DD would cope and we would remind ourselves that we did it for DD. Not sure about DS.

vet bills can be covered (does the previous owner have insurance that could maybe be carried on?)

Yes, she mentioned that he had insurance with the Blue Cross and she would find out how that could be transferred.

ihatetosay Sun 01-Oct-17 22:47:16

do it would be a lovely thing all round

megp89 Mon 02-Oct-17 00:09:54

It's so sweet that you & your daughter have been considering this older dog. If a vet has looked at him & said he’s OK (& esp if he’s insured) I'd not discount taking him on, if you'd like a quieter companion for your daughter. Older dogs can suffer from ill-health but some remain quite well until near the end, may only need minor adjustments for their care & be far easier to look after than a puppy!
16 is a good age but border collies are often long-lived & hardy - I've met/known collies who lived well into their teens (one was still herding sheep at 15!). There's one locally, who’s 16-17yrs old - he's in good shape, happy, alert & I regularly see him having nice, slow strolls through the local orchards with his owner!
I own 2 rescue collies myself & have been around the breed most of my life – they’re wonderful dogs, real characters but very sensitive, intelligent & keen to please. My guess is that even an older collie would be eager to bond & able to adjust to a new home... he'd certainly appreciate being out of kennels!
My mum, who I live with, is really poorly with ME/CFS. I’m in charge of the dogs’ care, but mum adores both collies & loves spending time with them, including, when she can, coming for walks with us & they’re extremely attached to her. The collies bring a lot of happiness to us both, we wouldn't be without them.
I'd definitely be thinking about going to meet the dog & see if he could be a fit in your family - if your daughter is keen, it could be a really rewarding experience for you all smile

numbmum83 Mon 02-Oct-17 00:26:33

How would it affect your DD if you took on the dog and she got attached for the inevitable to happen? At that age the dog hasn't got much time left. It could affect your family to lose it .

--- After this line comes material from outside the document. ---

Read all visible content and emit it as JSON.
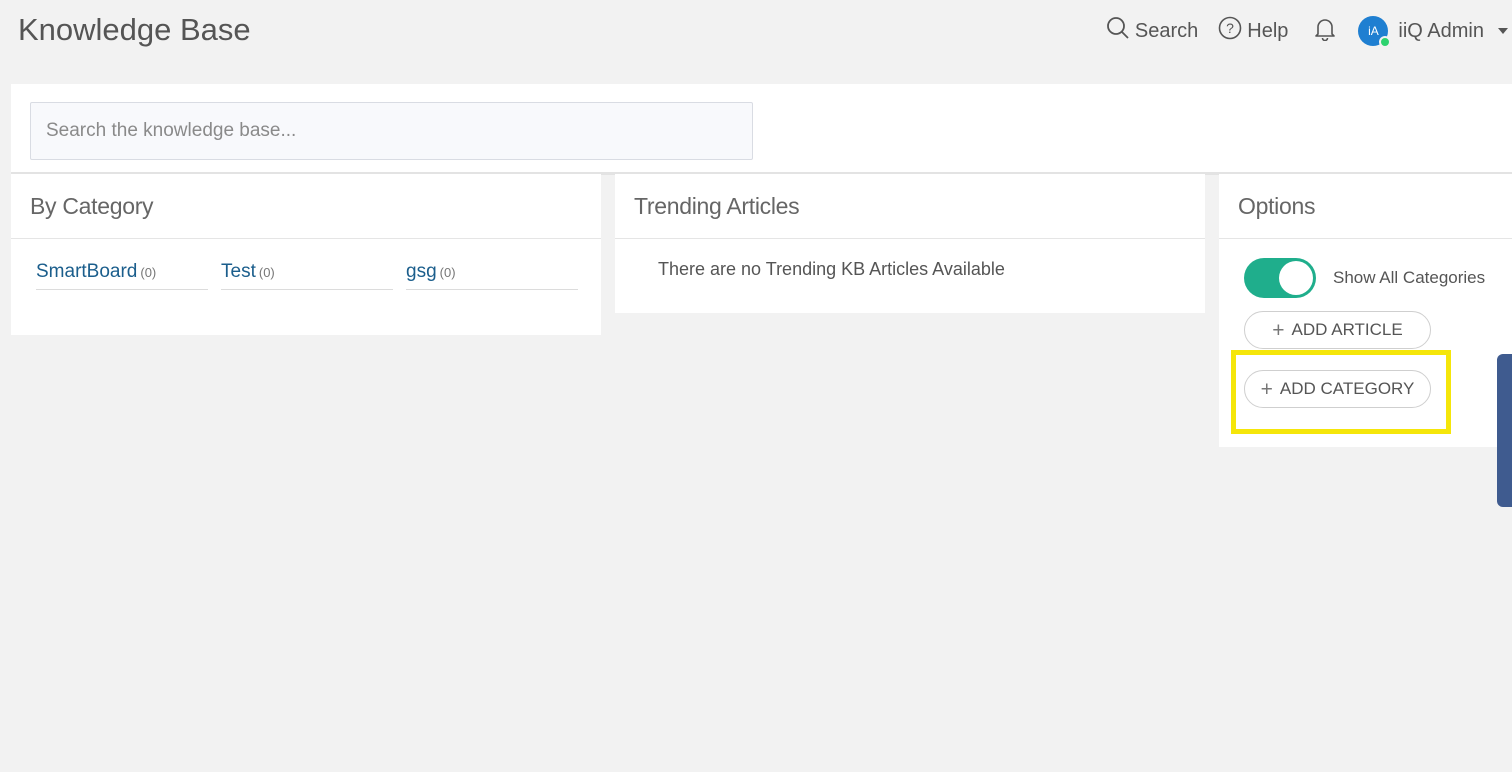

BonnesVacances Mon 02-Oct-17 07:54:30

We are going to ask the owner's daughter to bring him round to meet us and will see how we go from there. smile

DD will be fine when he goes. She knows she will be very upset, but that she gave him a good home will console her. We have talked at length about this as one of our main concerns for her is that the grief will reverse any of the health benefits from having the dog in the first place. But she has pointed out that she has lost one of her small furry animals through old age since she's been ill and coped with that. (She does have an answer for everything!)

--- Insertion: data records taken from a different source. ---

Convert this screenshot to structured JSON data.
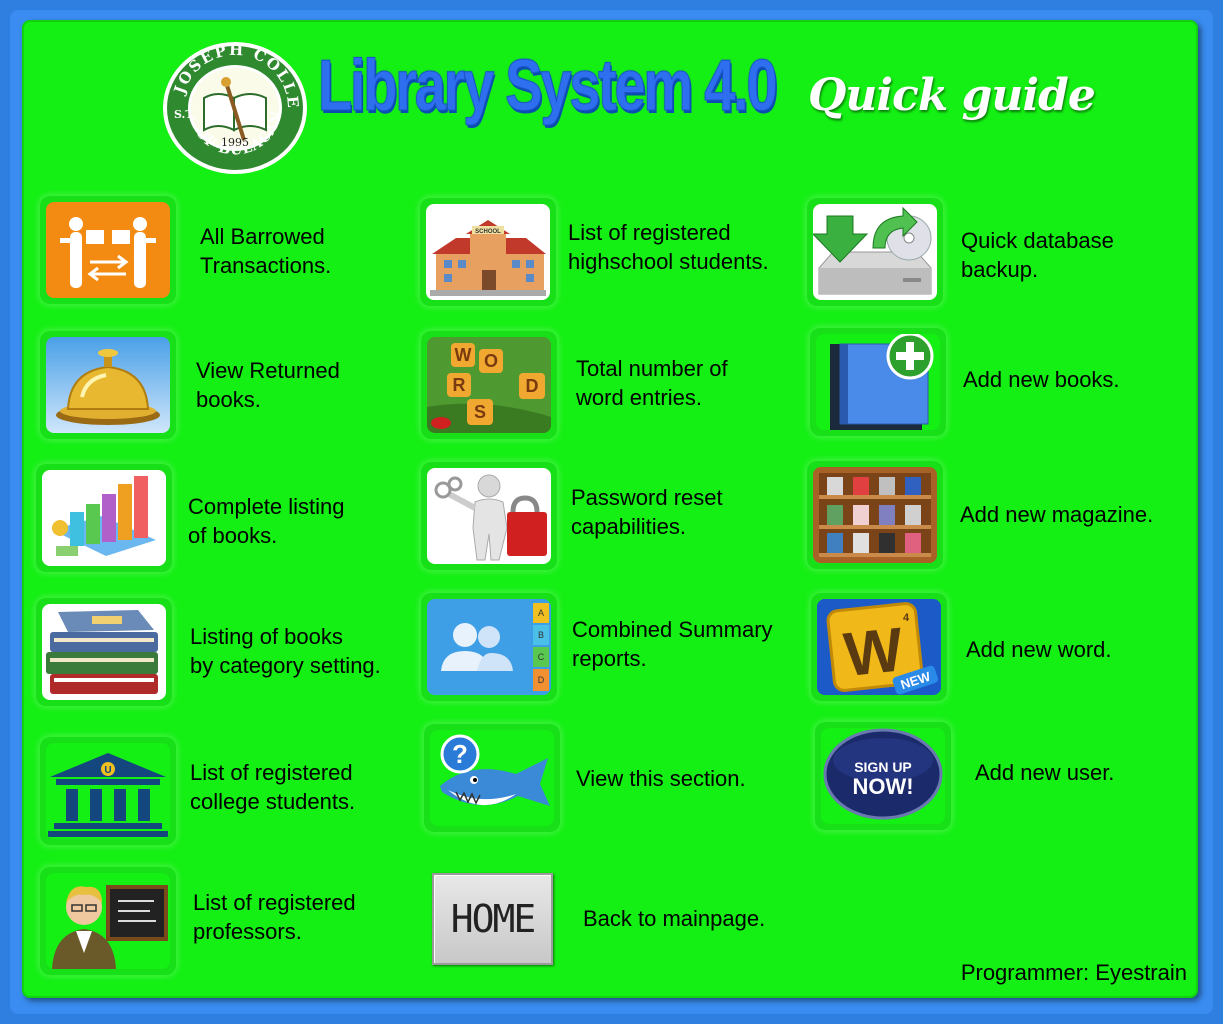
{
  "header": {
    "logo_text_top": "JOSEPH COLLEGE",
    "logo_text_bottom": "OF BULACAN",
    "logo_prefix": "S.T.",
    "logo_year": "1995",
    "title": "Library System 4.0",
    "subtitle": "Quick guide"
  },
  "items": [
    {
      "label": "All Barrowed\nTransactions.",
      "icon": "borrow-transactions-icon"
    },
    {
      "label": "View Returned\nbooks.",
      "icon": "service-bell-icon"
    },
    {
      "label": "Complete listing\nof books.",
      "icon": "bar-chart-icon"
    },
    {
      "label": "Listing of books\nby category setting.",
      "icon": "book-stack-icon"
    },
    {
      "label": "List of registered\ncollege students.",
      "icon": "university-icon"
    },
    {
      "label": "List of registered\nprofessors.",
      "icon": "professor-icon"
    },
    {
      "label": "List of registered\nhighschool students.",
      "icon": "school-building-icon"
    },
    {
      "label": "Total number of\nword entries.",
      "icon": "words-game-icon"
    },
    {
      "label": "Password reset\ncapabilities.",
      "icon": "keys-lock-icon"
    },
    {
      "label": "Combined Summary\nreports.",
      "icon": "contacts-icon"
    },
    {
      "label": "View this section.",
      "icon": "help-shark-icon"
    },
    {
      "label": "Back to mainpage.",
      "icon": "home-button"
    },
    {
      "label": "Quick database\nbackup.",
      "icon": "database-backup-icon"
    },
    {
      "label": "Add new books.",
      "icon": "add-book-icon"
    },
    {
      "label": "Add new magazine.",
      "icon": "magazine-shelf-icon"
    },
    {
      "label": "Add new word.",
      "icon": "words-new-icon"
    },
    {
      "label": "Add new user.",
      "icon": "sign-up-icon"
    }
  ],
  "icon_text": {
    "school_sign": "SCHOOL",
    "words_letters": [
      "W",
      "O",
      "R",
      "D",
      "S"
    ],
    "contacts_tabs": [
      "A",
      "B",
      "C",
      "D"
    ],
    "university_letter": "U",
    "words_new_letter": "W",
    "words_new_number": "4",
    "words_new_badge": "NEW",
    "signup_line1": "SIGN UP",
    "signup_line2": "NOW!",
    "home_label": "HOME"
  },
  "footer": {
    "credit": "Programmer: Eyestrain"
  }
}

Whether we will cope is another matter. sad I've actively avoided having a dog as I know I'd find it very hard when they go. But this isn't a good lesson to teach DC and tbh this illness has put us through the mill enough so far anyway. We can do this to bring some joy to DD's life and widen her world through forming a new relationship, giving her a sense of purpose and getting her out the house to give him little walks. And the rest we'll just have to file away under things we've had to suck up as part of the whole illness.

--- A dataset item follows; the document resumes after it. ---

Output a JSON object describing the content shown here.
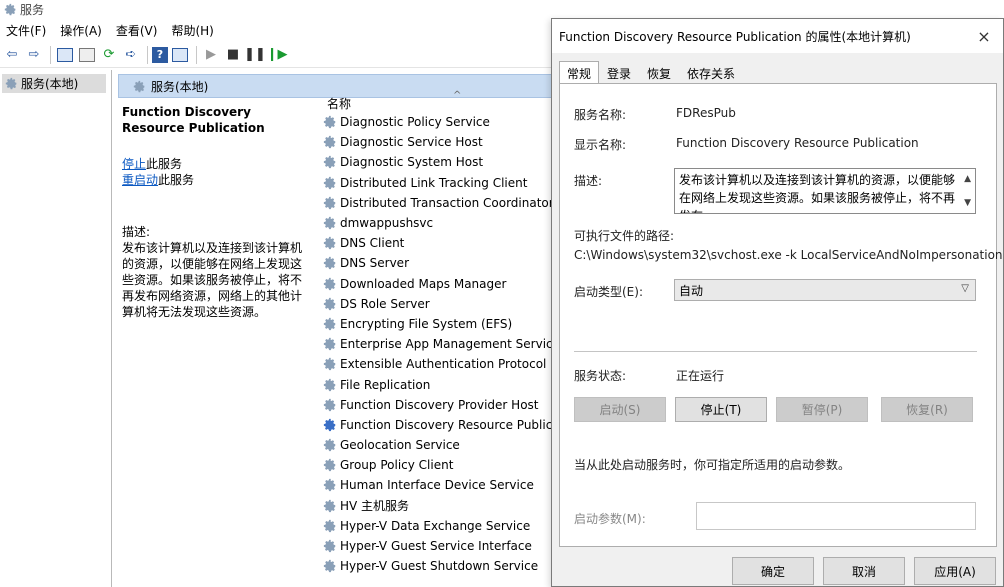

My view of how this will go is that we will have some problems with the dog and will have moments where we wonder what on earth we were thinking, especially when he passes on and we're all bawling our eyes out. But we'll see the difference it made to DD and will remember why we did it and DD will feel a warm glow knowing that she made a difference to an old dog's life and maybe we will too.

megp89 Mon 02-Oct-17 22:08:44

Aww, I'm so pleased to hear you're going to meet the dog, I really hope it all goes well! Good luck with it all smile I'm sure your daughter will get a lot out of having him around & having him to care for & to keep her company.

Losing pets, especially dogs is so hard of course, but you'll have to keep in mind that you did a really wonderful thing for this old boy, letting him enjoy his remaining time in a nice warm house, with a family. He's very lucky!